Иван Адрианович был честен. Именно поэтому, вероятно, он никогда не мог научиться торговать. Даже маленькая неправда приводила его в ярость. Сам неподкупно-прямой, правдивый, расточительно-щедрый, он не терпел ни малейшего проявления фальши, скупости, низкопоклонства.
Был у него школьный товарищ Шаров. Много лет они дружили. Но как-то раз подвыпивший Шаров признался, что постоянно носит в кармане два кошелька: один для себя – с деньгами, а другой, пустой, для приятелей – на тот случай, если у него попросят взаймы. Иван Адрианович выслушал его, помолчал и сказал:
– Знаешь, братец… Уходи-ка ты отсюда.
– Куда? – удивился Шаров.
Иван Адрианович не ответил, встал и вышел из комнаты. Смущенный Шаров посидел, допил рюмку и ушел. С тех пор они никогда не встречались.

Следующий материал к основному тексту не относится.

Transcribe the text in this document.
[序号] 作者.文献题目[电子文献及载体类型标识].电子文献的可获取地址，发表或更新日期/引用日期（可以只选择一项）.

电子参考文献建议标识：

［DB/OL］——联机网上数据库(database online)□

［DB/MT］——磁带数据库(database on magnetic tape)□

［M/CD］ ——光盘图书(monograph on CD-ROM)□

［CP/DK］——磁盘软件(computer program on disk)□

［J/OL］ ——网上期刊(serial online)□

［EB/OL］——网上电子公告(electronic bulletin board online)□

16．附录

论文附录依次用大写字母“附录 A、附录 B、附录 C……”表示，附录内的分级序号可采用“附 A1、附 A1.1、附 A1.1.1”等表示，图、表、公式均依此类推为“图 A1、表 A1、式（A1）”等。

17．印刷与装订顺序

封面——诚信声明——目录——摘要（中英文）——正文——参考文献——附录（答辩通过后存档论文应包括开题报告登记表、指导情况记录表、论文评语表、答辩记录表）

Однажды, когда Ленька был еще совсем маленький, возвращались они с отцом из бани. Дело было поздней осенью, уже выпал снег. На Фонтанке у Египетского моста подошел к ним полуголый, оборванный, босой парень.
– Подай копеечку, ваше сыкородие, – щелкая зубами, проговорил он, почему-то улыбаясь. Иван Адрианович посмотрел на молодое, распухшее и посиневшее лицо и сердито сказал:
– Работать надо. Молод еще христарадничать.
– Я, барин, от работы не бегу, – усмехнулся парень. – Ты дай мне работу.
– Фабричный?
– Каталь[7] я… У Громовых последнюю баржу раскатали. Кончилась наша работа.
Ленька стоял рядом с отцом и с ужасом смотрел на совершенно лиловые босые ноги этого человека, которые, ни на минуту не останавливаясь, приплясывали на чистом белом снегу.
– Сапоги пропил? – спросил отец.
– Пропил, – улыбнулся парень. – Согреться хотел.
– Ну и дурак. В Обуховскую попадешь, там тебя согреют – в покойницкой.
Парень все еще стоял рядом. Иван Адрианович сунул руку в карман. Там оказалась одна мелочь. Он отдал ее всю парню и пошел. Потом остановился, оглянулся. Парень стоял на том же месте, считал на ладони деньги. Голые плечи его страшно дергались.
– Эй ты, сыр голландский! – окликнул его Иван Адрианович.
Парень несмело подошел.
– На, подержи, – приказал Иван Адрианович, протягивая Леньке черный клеенчатый саквояж. Потом расстегнул свою новенькую синюю бекешу, скинул ее с себя и набросил на голые плечи безработного.
– Барин… шутишь! – воскликнул тот.
– Ладно, иди, – сердито сказал Иван Адрианович. – Пропьешь – дураком будешь. А впрочем, твое дело…
Дома ахали и ужасались – мать, горничная, нянька. А Ленька весь день ходил счастливый. Он сам не понимал, почему ему так хорошо, но весь день он боролся с желанием пойти к отцу, кинуться ему на шею, крепко расцеловать его, сказать ему, как горячо он его любит. Однако он не сделал этого – не мог и не смел сделать.
* * *
…Любил ли его отец? И вообще любил ли он кого-нибудь из близких – жену, мать, приятелей? Ответить на этот вопрос мальчик не мог бы. Но то, что отец был способен на большую, сильную любовь, он знал.
Была в жизни этого человека привязанность, глубокая, трогательная и нежная.
Иван Адрианович расстегнул свою новенькую синюю бекешу, скинул ее с себя и набросил на голые плечи безработного.
Отцова нянька Лизавета умерла за два года до появления Леньки на свет. Он знал, что женщина эта, о которой никто, кроме отца, никогда не сказал доброго слова, вынянчила и вырастила Ивана Адриановича. О том, что отец любил и продолжает любить ее, можно было и не говорить – это чувствовалось по всему, что делалось в доме. Гречневую кашу к обеду варили «как нянька Лизавета». Грибы солили и яблоки мочили «по-нянькиному». Между окнами на зиму выкладывали мох, а не вату – тоже «как при няньке Лизавете».